In 1890, the APA had 175 members, 139 of whom were still living. All were Caucasian men, 90% had a beard and/or a mustache.

Now, the APA is an organization of enviable heterogeneity.

And we shall continue to progress with more and more underrepresented group members having more and more of a presence in the APA. And in our efforts to be more inclusive, we need to recognize a yet to be acknowledged, underrepresented group in the APA: psychiatrists who have serious mental illness themselves.

In the APA Annual Meetings of 1918 and 1919, no mention of the raging influenza epidemic was made. We shall not commit the same oversight. Together, we thank our fellow psychiatrists who have been on the frontlines every day and our trainees who have been pinch-hitting wherever they’ve been needed. And in quiet moments, each in our own way, we can remember our colleagues whose work with COVID patients ceased with the end of the doctor’s life.

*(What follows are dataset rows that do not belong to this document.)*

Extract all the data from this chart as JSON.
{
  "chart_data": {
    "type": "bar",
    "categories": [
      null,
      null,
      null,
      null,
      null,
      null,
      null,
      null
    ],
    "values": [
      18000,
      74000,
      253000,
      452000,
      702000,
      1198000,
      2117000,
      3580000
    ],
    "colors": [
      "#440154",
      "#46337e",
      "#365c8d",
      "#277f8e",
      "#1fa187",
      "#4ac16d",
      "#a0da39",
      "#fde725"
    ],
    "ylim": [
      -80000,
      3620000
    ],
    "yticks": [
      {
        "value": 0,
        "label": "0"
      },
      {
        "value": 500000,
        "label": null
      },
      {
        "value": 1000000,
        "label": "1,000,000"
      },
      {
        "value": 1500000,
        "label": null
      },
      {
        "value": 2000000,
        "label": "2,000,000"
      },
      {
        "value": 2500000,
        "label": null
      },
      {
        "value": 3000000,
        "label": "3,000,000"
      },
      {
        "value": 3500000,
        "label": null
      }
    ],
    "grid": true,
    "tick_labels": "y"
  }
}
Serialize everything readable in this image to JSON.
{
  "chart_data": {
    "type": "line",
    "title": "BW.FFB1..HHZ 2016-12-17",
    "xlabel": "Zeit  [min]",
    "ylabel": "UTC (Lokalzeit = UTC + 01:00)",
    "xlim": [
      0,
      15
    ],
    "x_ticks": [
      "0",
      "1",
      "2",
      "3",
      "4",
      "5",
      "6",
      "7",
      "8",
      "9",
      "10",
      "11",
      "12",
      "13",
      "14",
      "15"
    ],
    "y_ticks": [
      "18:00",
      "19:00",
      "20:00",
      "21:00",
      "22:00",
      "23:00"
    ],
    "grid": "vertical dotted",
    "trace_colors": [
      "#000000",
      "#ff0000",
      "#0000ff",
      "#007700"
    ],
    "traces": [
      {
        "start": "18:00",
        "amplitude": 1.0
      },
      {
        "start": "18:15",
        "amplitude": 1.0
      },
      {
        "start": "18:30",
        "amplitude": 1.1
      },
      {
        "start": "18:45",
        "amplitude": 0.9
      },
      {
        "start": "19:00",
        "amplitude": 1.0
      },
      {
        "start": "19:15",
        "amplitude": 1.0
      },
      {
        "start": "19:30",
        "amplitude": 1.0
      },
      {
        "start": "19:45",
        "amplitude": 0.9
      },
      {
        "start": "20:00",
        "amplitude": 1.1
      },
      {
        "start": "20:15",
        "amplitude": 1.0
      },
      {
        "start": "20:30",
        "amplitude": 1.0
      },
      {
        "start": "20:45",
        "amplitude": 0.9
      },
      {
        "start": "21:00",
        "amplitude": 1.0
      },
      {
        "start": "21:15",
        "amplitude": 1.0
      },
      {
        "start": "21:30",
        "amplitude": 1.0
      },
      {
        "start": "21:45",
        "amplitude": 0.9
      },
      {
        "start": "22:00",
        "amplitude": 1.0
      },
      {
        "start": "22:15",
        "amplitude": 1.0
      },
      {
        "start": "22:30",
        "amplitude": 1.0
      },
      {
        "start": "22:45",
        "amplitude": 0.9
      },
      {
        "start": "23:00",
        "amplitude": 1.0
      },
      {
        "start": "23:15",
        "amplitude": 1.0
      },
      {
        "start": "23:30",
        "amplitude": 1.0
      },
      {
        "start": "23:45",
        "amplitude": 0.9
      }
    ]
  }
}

When the COVID-19 crisis has passed, we need to tackle, with equal intensity, our long-standing crises: health inequities, social marginalization of persons with serious mental illness, and inadequate resources to treat psychiatric patients. We know what these resources are, but like PPEs in the COVID pandemic, there just aren’t enough around. And it’s a lot harder to get the resources psychiatrists need than it is to retool a factory to make masks.

Thank you.

Presented at the Virtual Spring Highlights Meeting of the American Psychiatric Association, April 25, 2020, recorded in lieu of the 173rd Annual Meeting.